Globally renowned footballer Mohamed Salah took the center stage alongside refugee youth at the first-ever virtual UN General Assembly (UNGA), calling for every child to access a quality education, including refugees.
Salah, an Ambassador for Vodafone Foundation and UNHCR’s Instant Network Schools (INS) programme, has teamed up with refugee students from INS schools in Kenya, Tanzania and South Sudan, to address world leaders at the ‘SDG Action Zone’. His message at the UN General Assembly was clear: ‘We must make sure that all young people – including refugees – get an education. Now is the time to make sure refugee students don’t get left behind. And with COVID-19, connected education is extremely important.’
During the COVID-19 pandemic around 90% of the world’s school-age children have been affected by school closures, including an estimated 7 million refugees. Adapting to the limitations imposed by COVID-19 has been particularly tough for the 85% of the world’s refugees who live in developing or least developed countries. Mobile phones, tablets, laptops, connectivity, even radio sets are often not readily available to displaced communities. The UN Refugee Agency predicted earlier this month that unless immediate and bold action is taken by the international community to beat back the catastrophic effects of COVID-19 on refugee education, the potential of millions of young refugees living in some of the world’s most vulnerable communities will be further threatened.
Salah says: “Refugee children have been through so much but remain incredibly strong. They have many dreams and hopes, like all children. I heard from four students, Pacific, Luel, Salama and Fatna who represent millions of young people living in refugee camps across Africa. These four young people have inspired me and given me hope. They have shared their dreams for the future and told me what education means to them. Having access to technology and the internet transformed their classrooms and I want to make sure other children in refugee camps and communities have the same opportunities. Especially now as we face COVID-19, education is everything to refugee children and they should not be left out.”
Fatna, a 20-year-old refugee in an INS supported school in South Sudan, who sent a message to Salah for the event says: “I started school in 2008. We used to write on the ground. I remember the first day when I connected to the internet and I am learning new things every day from ICT. It has helped me to get very new information, which I did not know before. Education is the key to success and education is the key to the future. Education is the key to life – through education you can achieve many qualities and be a good person in the future.”
UN High Commissioner for Refugees, Filippo Grandi, who introduced Salah at the UNGA SDG Action Zone session says: “Education is a lifeline for all children, and especially those who have been forced to flee violence and persecution.

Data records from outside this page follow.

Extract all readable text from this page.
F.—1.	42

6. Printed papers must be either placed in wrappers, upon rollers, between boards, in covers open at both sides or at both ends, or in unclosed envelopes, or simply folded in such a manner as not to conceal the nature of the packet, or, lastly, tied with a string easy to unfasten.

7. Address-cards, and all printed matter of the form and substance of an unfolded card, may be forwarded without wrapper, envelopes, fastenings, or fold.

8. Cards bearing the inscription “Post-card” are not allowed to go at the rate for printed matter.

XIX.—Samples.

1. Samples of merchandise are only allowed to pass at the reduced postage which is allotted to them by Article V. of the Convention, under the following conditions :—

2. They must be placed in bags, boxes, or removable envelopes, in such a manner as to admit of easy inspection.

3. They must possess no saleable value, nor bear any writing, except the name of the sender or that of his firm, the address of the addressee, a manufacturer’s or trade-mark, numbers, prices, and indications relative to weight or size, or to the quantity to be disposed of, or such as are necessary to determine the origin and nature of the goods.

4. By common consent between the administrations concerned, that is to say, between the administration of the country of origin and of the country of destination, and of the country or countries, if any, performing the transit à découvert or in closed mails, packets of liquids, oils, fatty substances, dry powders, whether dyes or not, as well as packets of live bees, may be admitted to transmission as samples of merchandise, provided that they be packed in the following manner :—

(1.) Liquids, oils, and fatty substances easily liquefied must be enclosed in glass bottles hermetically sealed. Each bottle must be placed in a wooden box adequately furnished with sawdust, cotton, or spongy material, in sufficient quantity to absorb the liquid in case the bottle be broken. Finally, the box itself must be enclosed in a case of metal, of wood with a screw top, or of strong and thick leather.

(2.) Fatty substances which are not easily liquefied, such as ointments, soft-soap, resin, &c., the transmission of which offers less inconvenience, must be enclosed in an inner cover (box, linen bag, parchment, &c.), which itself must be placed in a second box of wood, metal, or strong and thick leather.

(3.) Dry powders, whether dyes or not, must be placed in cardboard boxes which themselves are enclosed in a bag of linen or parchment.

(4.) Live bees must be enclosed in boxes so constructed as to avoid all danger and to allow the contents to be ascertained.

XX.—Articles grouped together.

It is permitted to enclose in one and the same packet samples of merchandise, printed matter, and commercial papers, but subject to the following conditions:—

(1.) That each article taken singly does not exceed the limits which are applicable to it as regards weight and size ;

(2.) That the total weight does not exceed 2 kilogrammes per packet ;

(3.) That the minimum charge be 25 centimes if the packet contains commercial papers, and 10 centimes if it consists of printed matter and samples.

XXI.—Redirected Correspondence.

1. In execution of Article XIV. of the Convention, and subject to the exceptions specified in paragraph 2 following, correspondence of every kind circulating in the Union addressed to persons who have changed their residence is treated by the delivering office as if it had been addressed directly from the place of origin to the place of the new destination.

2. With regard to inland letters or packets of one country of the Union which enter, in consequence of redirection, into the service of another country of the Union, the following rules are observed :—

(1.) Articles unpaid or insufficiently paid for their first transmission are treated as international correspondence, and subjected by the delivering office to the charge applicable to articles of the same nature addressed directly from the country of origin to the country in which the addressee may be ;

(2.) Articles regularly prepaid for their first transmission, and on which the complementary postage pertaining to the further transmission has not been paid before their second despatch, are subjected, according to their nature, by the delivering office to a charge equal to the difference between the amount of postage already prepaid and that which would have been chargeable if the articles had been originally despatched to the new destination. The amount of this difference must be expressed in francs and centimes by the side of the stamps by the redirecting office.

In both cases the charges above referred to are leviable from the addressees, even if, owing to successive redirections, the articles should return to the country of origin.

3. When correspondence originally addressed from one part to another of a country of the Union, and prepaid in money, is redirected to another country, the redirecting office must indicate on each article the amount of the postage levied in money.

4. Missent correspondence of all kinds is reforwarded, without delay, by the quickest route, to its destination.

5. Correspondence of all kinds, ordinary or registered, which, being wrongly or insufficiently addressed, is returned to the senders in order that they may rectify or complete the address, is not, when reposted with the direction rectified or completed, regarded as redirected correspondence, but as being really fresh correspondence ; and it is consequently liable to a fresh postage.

It provides them with hope, opportunity, and the tools to make the most of their potential. The COVID-19 pandemic is regrettably making receiving an education even more difficult, especially for refugee children who were already twice as likely to be out of school as non-refugee children. Our cooperation on the Instant Network Schools programme, championed by Mo Salah, expands the opportunity to equip refugee children with the skills and knowledge they need to live a better and more dignified life.”
UNHCR, governments and partners are working tirelessly to bridge critical gaps and ensure the continuity of refugee education during the current pandemic through connected learning, television and radio, and by supporting teachers and caregivers to engage with students while observing health guidelines.
But without greater support to education, the steady, hard-won increases in school, university, and technical and vocational education, enrolment for refugees could be reversed – in some cases permanently – potentially jeopardizing efforts to achieve Sustainable Development Goal 4 of ensuring inclusive and equitable quality education for all.
The Instant Network Schools progamme was set up in 2013 as a partnership between Vodafone Foundation and UNHCR, the UN Refugee Agency, to provide quality education to refugee and host country students. The programme transforms an existing classroom into an online hub for learning, complete with internet connectivity, sustainable solar power and a robust teacher training programme.
There are 36 Instant Network Schools currently operating across eight refugee camps in Kenya, Tanzania, the Democratic Republic of the Congo and South Sudan. Vodafone Foundation and UNHCR are expanding the programme to benefit 500,000 learners and 10,000 teachers. By 2025, 255 new Instant Network Schools will be opened, including 20 schools planned this year in Mo Salah’s home country, Egypt, and in Mozambique.